On 1/20/14 2:25 AM, Robert Haas wrote:
On Fri, Jan 17, 2014 at 5:45 AM, Marko Tiikkaja <ma...@joh.to> wrote:
I see these as being two are different things.  There *is* a need for a
full-blown static analyzer for PL/PgSQL, but I don't think it needs to be in
core.  However, there seems to be a number of pitfalls we could warn the
user about with little effort in core, and I think those are worth doing.

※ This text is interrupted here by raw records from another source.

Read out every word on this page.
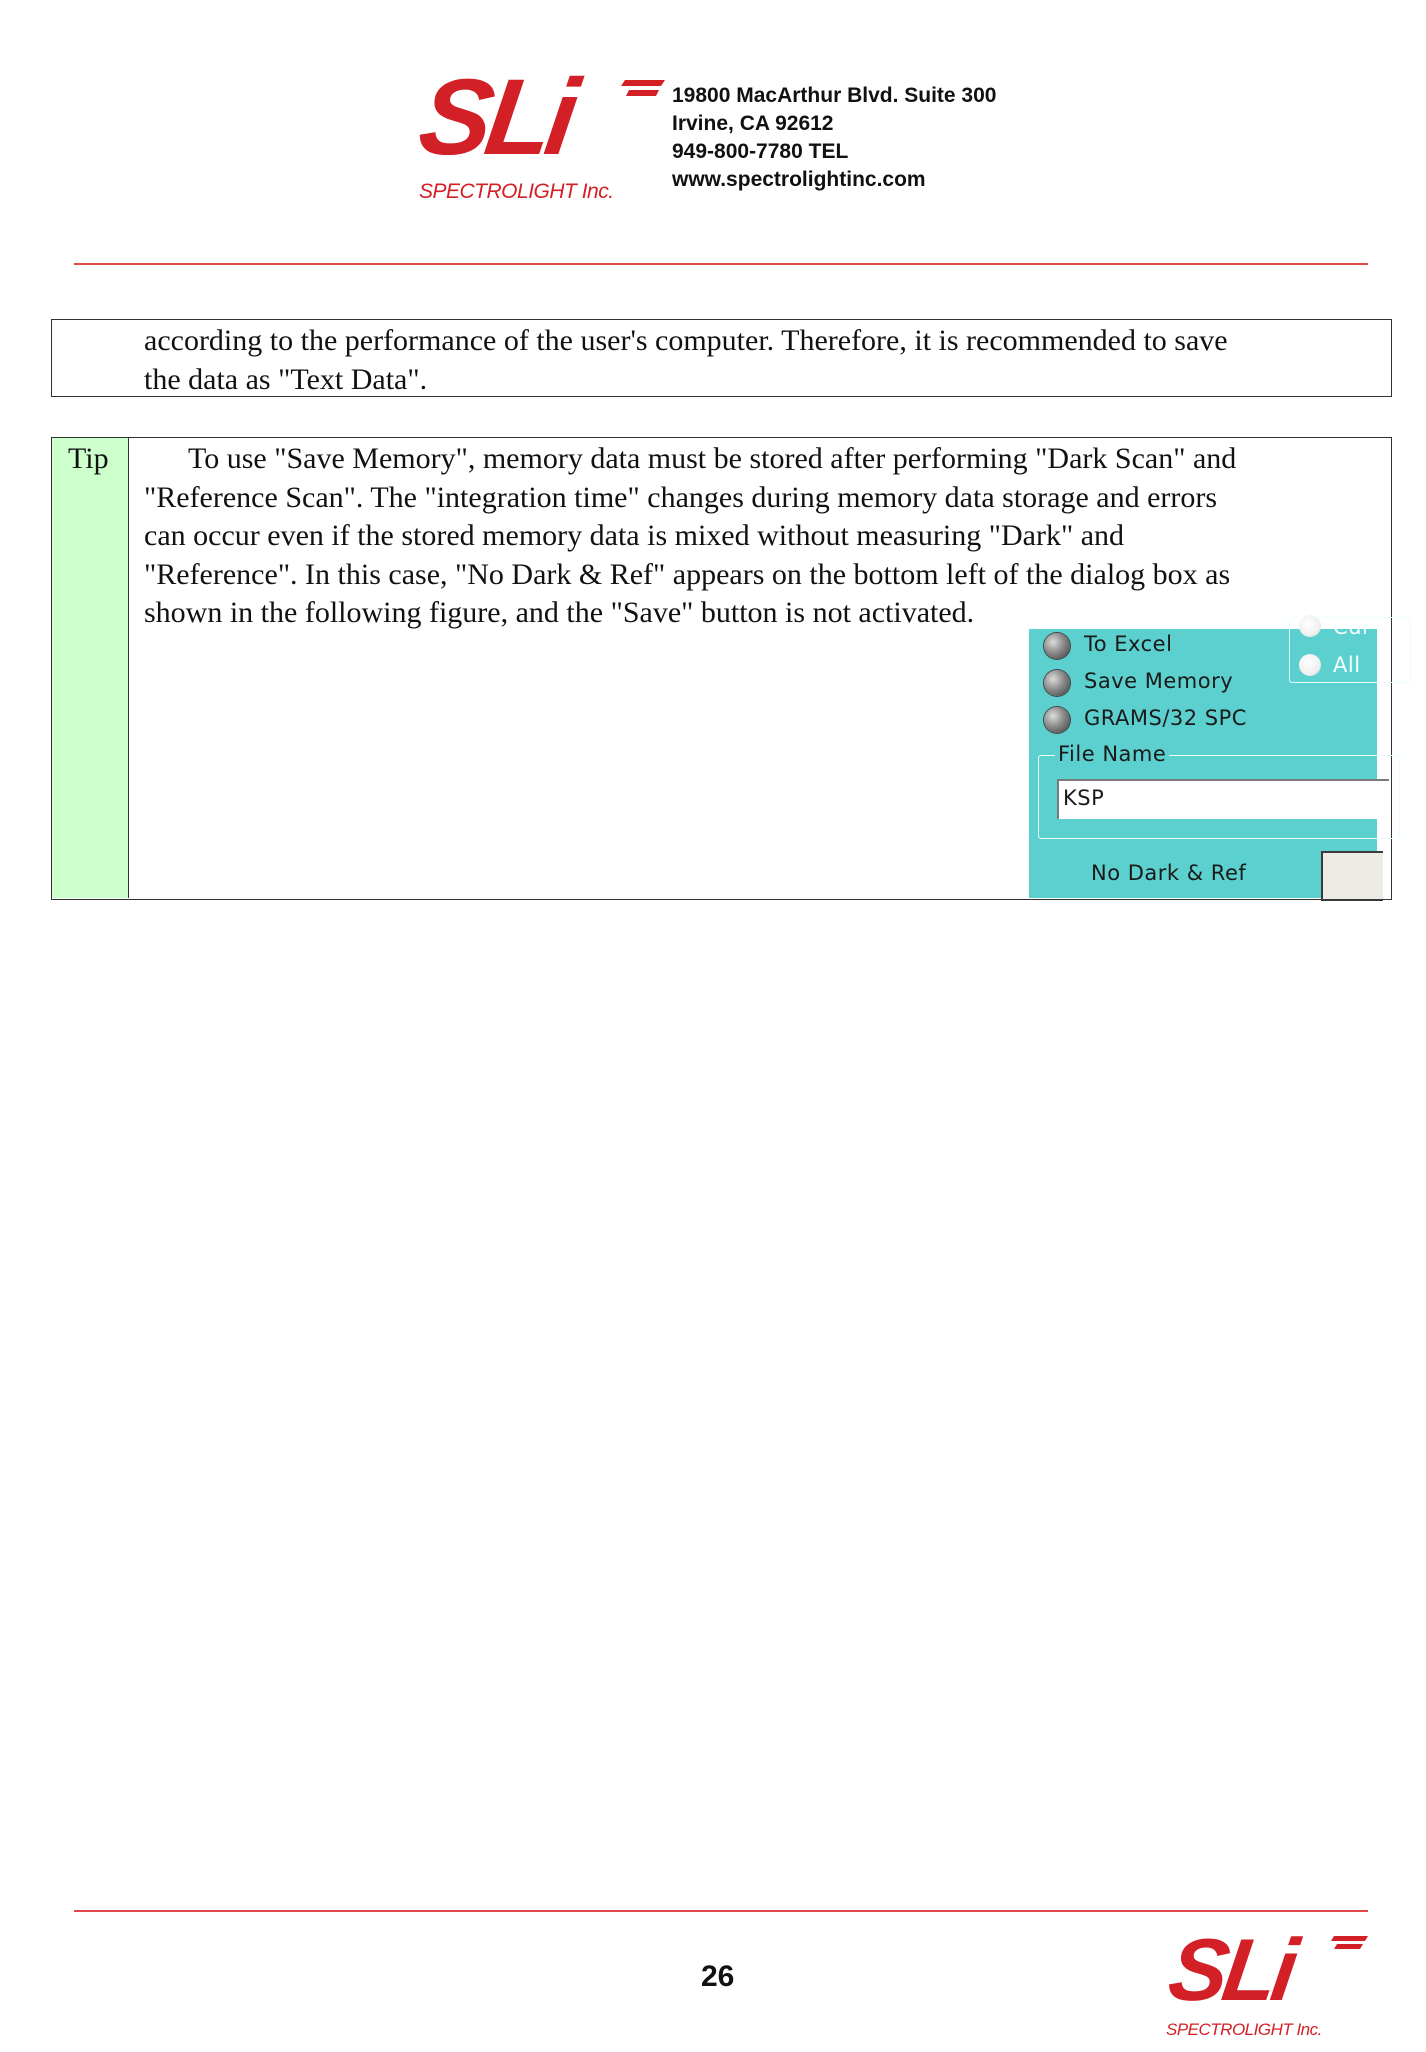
SLi
SPECTROLIGHT Inc.
19800 MacArthur Blvd. Suite 300
Irvine, CA 92612
949-800-7780 TEL
www.spectrolightinc.com
according to the performance of the user's computer. Therefore, it is recommended to save
the data as "Text Data".
Tip	To use "Save Memory", memory data must be stored after performing "Dark Scan" and
"Reference Scan". The "integration time" changes during memory data storage and errors
can occur even if the stored memory data is mixed without measuring "Dark" and
"Reference". In this case, "No Dark & Ref" appears on the bottom left of the dialog box as
shown in the following figure, and the "Save" button is not activated.
To Excel
Save Memory
GRAMS/32 SPC
Cur
All
File Name
KSP
No Dark & Ref
26	SLi
SPECTROLIGHT Inc.
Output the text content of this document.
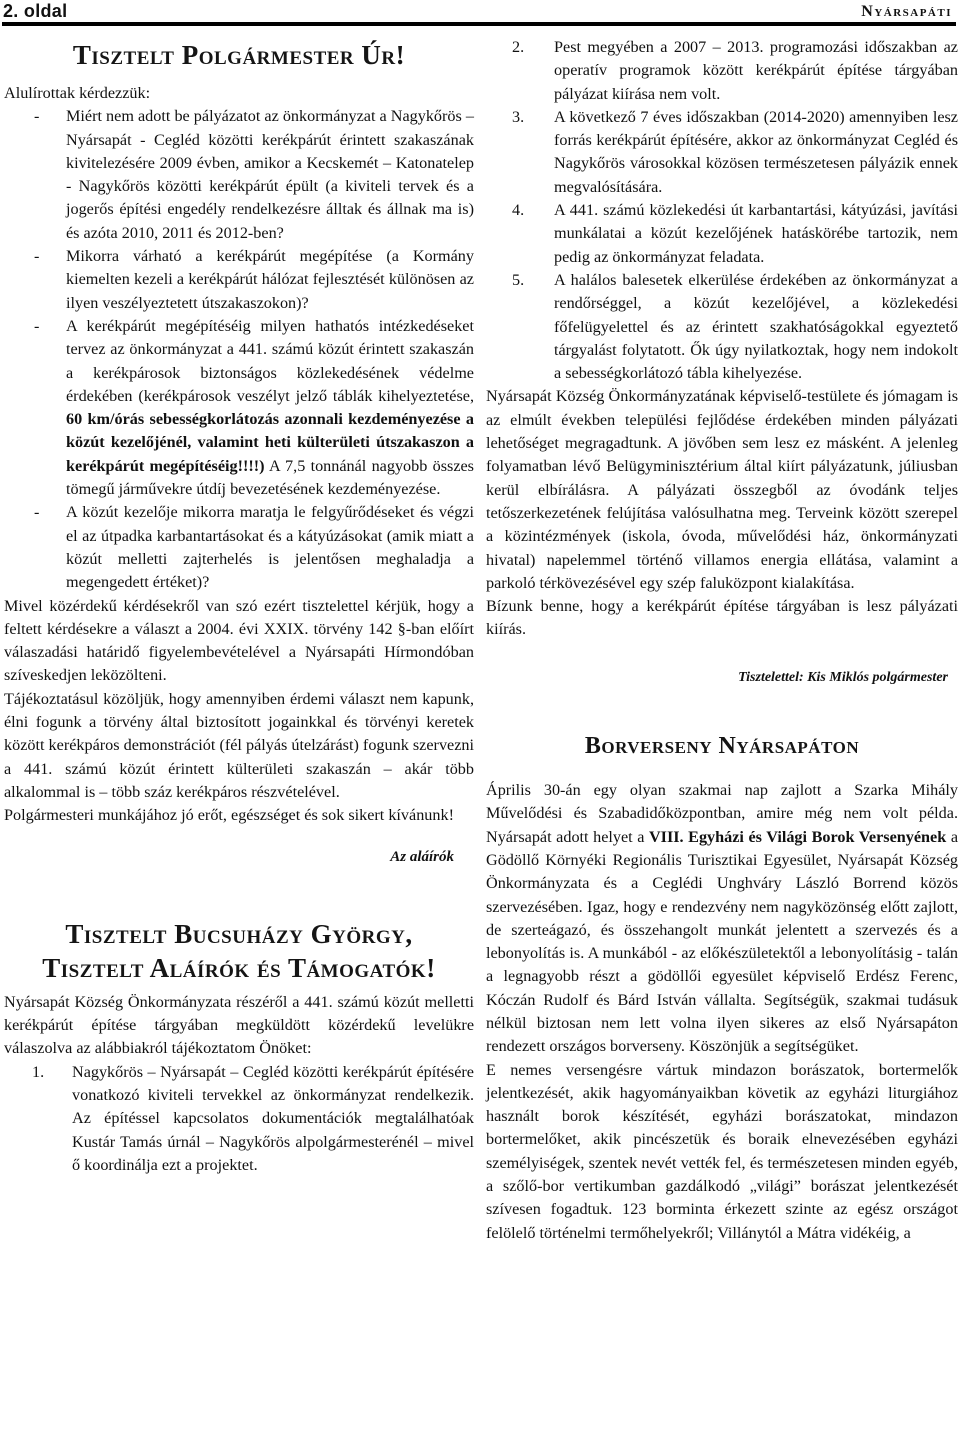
2. oldal	Nyársapáti
Tisztelt Polgármester Úr!

Alulírottak kérdezzük:

- Miért nem adott be pályázatot az önkormányzat a Nagykőrös – Nyársapát - Cegléd közötti kerékpárút érintett szakaszának kivitelezésére 2009 évben, amikor a Kecskemét – Katonatelep - Nagykőrös közötti kerékpárút épült (a kiviteli tervek és a jogerős építési engedély rendelkezésre álltak és állnak ma is) és azóta 2010, 2011 és 2012-ben?
- Mikorra várható a kerékpárút megépítése (a Kormány kiemelten kezeli a kerékpárút hálózat fejlesztését különösen az ilyen veszélyeztetett útszakaszokon)?
- A kerékpárút megépítéséig milyen hathatós intézkedéseket tervez az önkormányzat a 441. számú közút érintett szakaszán a kerékpárosok biztonságos közlekedésének védelme érdekében (kerékpárosok veszélyt jelző táblák kihelyeztetése, 60 km/órás sebességkorlátozás azonnali kezdeményezése a közút kezelőjénél, valamint heti külterületi útszakaszon a kerékpárút megépítéséig!!!!) A 7,5 tonnánál nagyobb összes tömegű járművekre útdíj bevezetésének kezdeményezése.
- A közút kezelője mikorra maratja le felgyűrődéseket és végzi el az útpadka karbantartásokat és a kátyúzásokat (amik miatt a közút melletti zajterhelés is jelentősen meghaladja a megengedett értéket)?

Mivel közérdekű kérdésekről van szó ezért tisztelettel kérjük, hogy a feltett kérdésekre a választ a 2004. évi XXIX. törvény 142 §-ban előírt válaszadási határidő figyelembevételével a Nyársapáti Hírmondóban szíveskedjen leközölteni.

Tájékoztatásul közöljük, hogy amennyiben érdemi választ nem kapunk, élni fogunk a törvény által biztosított jogainkkal és törvényi keretek között kerékpáros demonstrációt (fél pályás útelzárást) fogunk szervezni a 441. számú közút érintett külterületi szakaszán – akár több alkalommal is – több száz kerékpáros részvételével.

Polgármesteri munkájához jó erőt, egészséget és sok sikert kívánunk!

Az aláírók
Tisztelt Bucsuházy György,
Tisztelt Aláírók és Támogatók!

Nyársapát Község Önkormányzata részéről a 441. számú közút melletti kerékpárút építése tárgyában megküldött közérdekű levelükre válaszolva az alábbiakról tájékoztatom Önöket:

1. Nagykőrös – Nyársapát – Cegléd közötti kerékpárút építésére vonatkozó kiviteli tervekkel az önkormányzat rendelkezik. Az építéssel kapcsolatos dokumentációk megtalálhatóak Kustár Tamás úrnál – Nagykőrös alpolgármesterénél – mivel ő koordinálja ezt a projektet.
2. Pest megyében a 2007 – 2013. programozási időszakban az operatív programok között kerékpárút építése tárgyában pályázat kiírása nem volt.
3. A következő 7 éves időszakban (2014-2020) amennyiben lesz forrás kerékpárút építésére, akkor az önkormányzat Cegléd és Nagykőrös városokkal közösen természetesen pályázik ennek megvalósítására.
4. A 441. számú közlekedési út karbantartási, kátyúzási, javítási munkálatai a közút kezelőjének hatáskörébe tartozik, nem pedig az önkormányzat feladata.
5. A halálos balesetek elkerülése érdekében az önkormányzat a rendőrséggel, a közút kezelőjével, a közlekedési főfelügyelettel és az érintett szakhatóságokkal egyeztető tárgyalást folytatott. Ők úgy nyilatkoztak, hogy nem indokolt a sebességkorlátozó tábla kihelyezése.

Nyársapát Község Önkormányzatának képviselő-testülete és jómagam is az elmúlt években települési fejlődése érdekében minden pályázati lehetőséget megragadtunk. A jövőben sem lesz ez másként. A jelenleg folyamatban lévő Belügyminisztérium által kiírt pályázatunk, júliusban kerül elbírálásra. A pályázati összegből az óvodánk teljes tetőszerkezetének felújítása valósulhatna meg. Terveink között szerepel a közintézmények (iskola, óvoda, művelődési ház, önkormányzati hivatal) napelemmel történő villamos energia ellátása, valamint a parkoló térkövezésével egy szép faluközpont kialakítása.

Bízunk benne, hogy a kerékpárút építése tárgyában is lesz pályázati kiírás.

Tisztelettel: Kis Miklós polgármester
Borverseny Nyársapáton

Április 30-án egy olyan szakmai nap zajlott a Szarka Mihály Művelődési és Szabadidőközpontban, amire még nem volt példa. Nyársapát adott helyet a VIII. Egyházi és Világi Borok Versenyének a Gödöllő Környéki Regionális Turisztikai Egyesület, Nyársapát Község Önkormányzata és a Ceglédi Unghváry László Borrend közös szervezésében. Igaz, hogy e rendezvény nem nagyközönség előtt zajlott, de szerteágazó, és összehangolt munkát jelentett a szervezés és a lebonyolítás is. A munkából - az előkészületektől a lebonyolításig - talán a legnagyobb részt a gödöllői egyesület képviselő Erdész Ferenc, Kóczán Rudolf és Bárd István vállalta. Segítségük, szakmai tudásuk nélkül biztosan nem lett volna ilyen sikeres az első Nyársapáton rendezett országos borverseny. Köszönjük a segítségüket.

E nemes versengésre vártuk mindazon borászatok, bortermelők jelentkezését, akik hagyományaikban követik az egyházi liturgiához használt borok készítését, egyházi borászatokat, mindazon bortermelőket, akik pincészetük és boraik elnevezésében egyházi személyiségek, szentek nevét vették fel, és természetesen minden egyéb, a szőlő-bor vertikumban gazdálkodó „világi” borászat jelentkezését szívesen fogadtuk. 123 borminta érkezett szinte az egész országot felölelő történelmi termőhelyekről; Villánytól a Mátra vidékéig, a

I don't want to be overly negative, but that sounds sort of like
you're saying that it's not worth having a good static analyzer in
core, but that you are in favor of having a bad one.

Sort of, yeah.

My experience of static analyzers is that it's not really feasible to try and fix all code they think might be faulty, and I don't expect a PL/PgSQL one to be any different. The idea behind these warnings (to me, at least) has been that they're simple and uncontroversial enough that it's feasible to say "never commit code which produces warnings upon compilation". I realize that where to draw that line is a bit arbitrary and subjective, and I don't expect everyone to agree with me on the exact list of these "warnings".

I personally tend to think a static analyzer is a better fit than
adding a whole laundry list of pragmas.  Most people won't remember to
turn them all on anyway> , and those who do will find that it gets
pretty tedious after we have more than about two of them.

What's so hard about plpgsql.warnings='all'? Or if the fact that it's a list is your concern, I'm not going to oppose to making it a boolean.